Rosie's Mom: Forgotten Women Workers of the First World War (February, 2003)
Carrie Brown
"We know who drove in the rivets on airplane assembly lines during World War II. But what about World War I? Who assembled all those fabric-covered biplanes? Who shaped and filled the millions of cartridges that America sent over to the trenches of Europe?

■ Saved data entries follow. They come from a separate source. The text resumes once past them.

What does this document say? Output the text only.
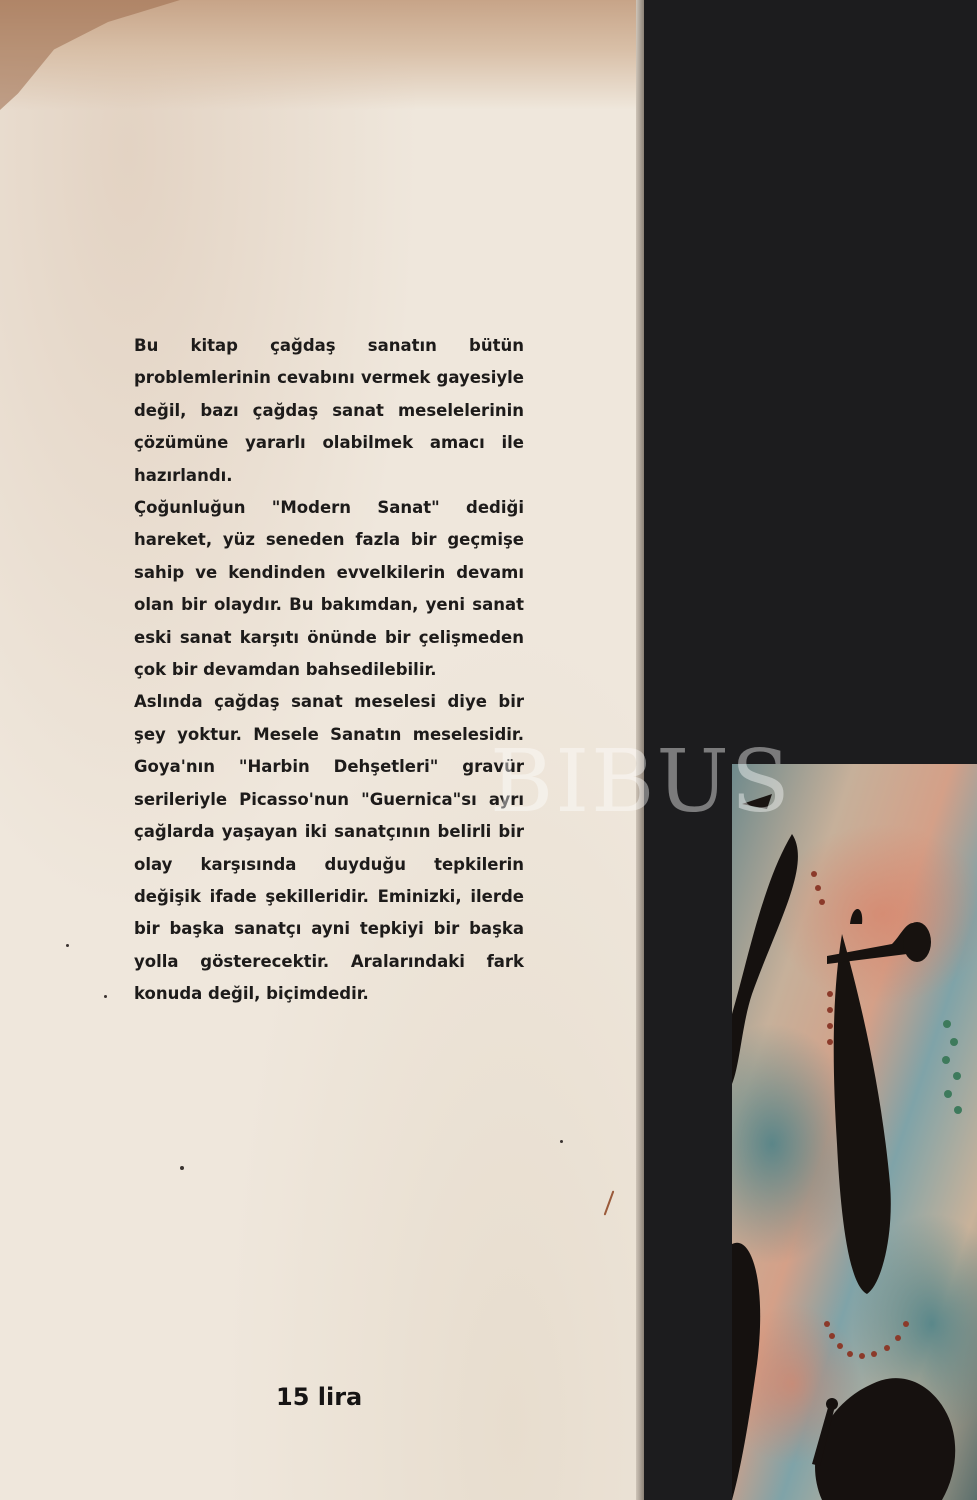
Bu kitap çağdaş sanatın bütün problemlerinin cevabını vermek gayesiyle değil, bazı çağdaş sanat meselelerinin çözümüne yararlı olabilmek amacı ile hazırlandı.

Çoğunluğun "Modern Sanat" dediği hareket, yüz seneden fazla bir geçmişe sahip ve kendinden evvelkilerin devamı olan bir olaydır. Bu bakımdan, yeni sanat eski sanat karşıtı önünde bir çelişmeden çok bir devamdan bahsedilebilir.

Aslında çağdaş sanat meselesi diye bir şey yoktur. Mesele Sanatın meselesidir. Goya'nın "Harbin Dehşetleri" gravür serileriyle Picasso'nun "Guernica"sı ayrı çağlarda yaşayan iki sanatçının belirli bir olay karşısında duyduğu tepkilerin değişik ifade şekilleridir. Eminizki, ilerde bir başka sanatçı ayni tepkiyi bir başka yolla gösterecektir. Aralarındaki fark konuda değil, biçimdedir.

15 lira

BIBUS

Who made the gas masks to protect American soldiers facing chemical warfare for the first time?Although the World War II posters of Rosie the Riveter and Wendy the Welder remind us of the women who contributed to the nation's war effort in the 1940s, the women workers of World War I are nearly forgotten. In Rosie's Mom, Carrie Brown recovers these women of an earlier generation through lively words and images. She takes us back to the time when American women abandoned their jobs dipping chocolates, sewing corsets, or canning pork and beans to contribute to the war effort. Trading their ankle-length skirts and crisp white shirtwaists for coarse bloomers or overalls, they went into the munition plants to face explosives, toxic chemicals, powerful metal-cutting machines, and the sullen hostility of the men in the shops...
In telling the story of these women, Rosie's Mom explores their lives and their work, their leaders and their defenders, their accomplishments and their bitter disappointments." [from the dust jacket]
Boston: Northeastern University Press. 240 pages.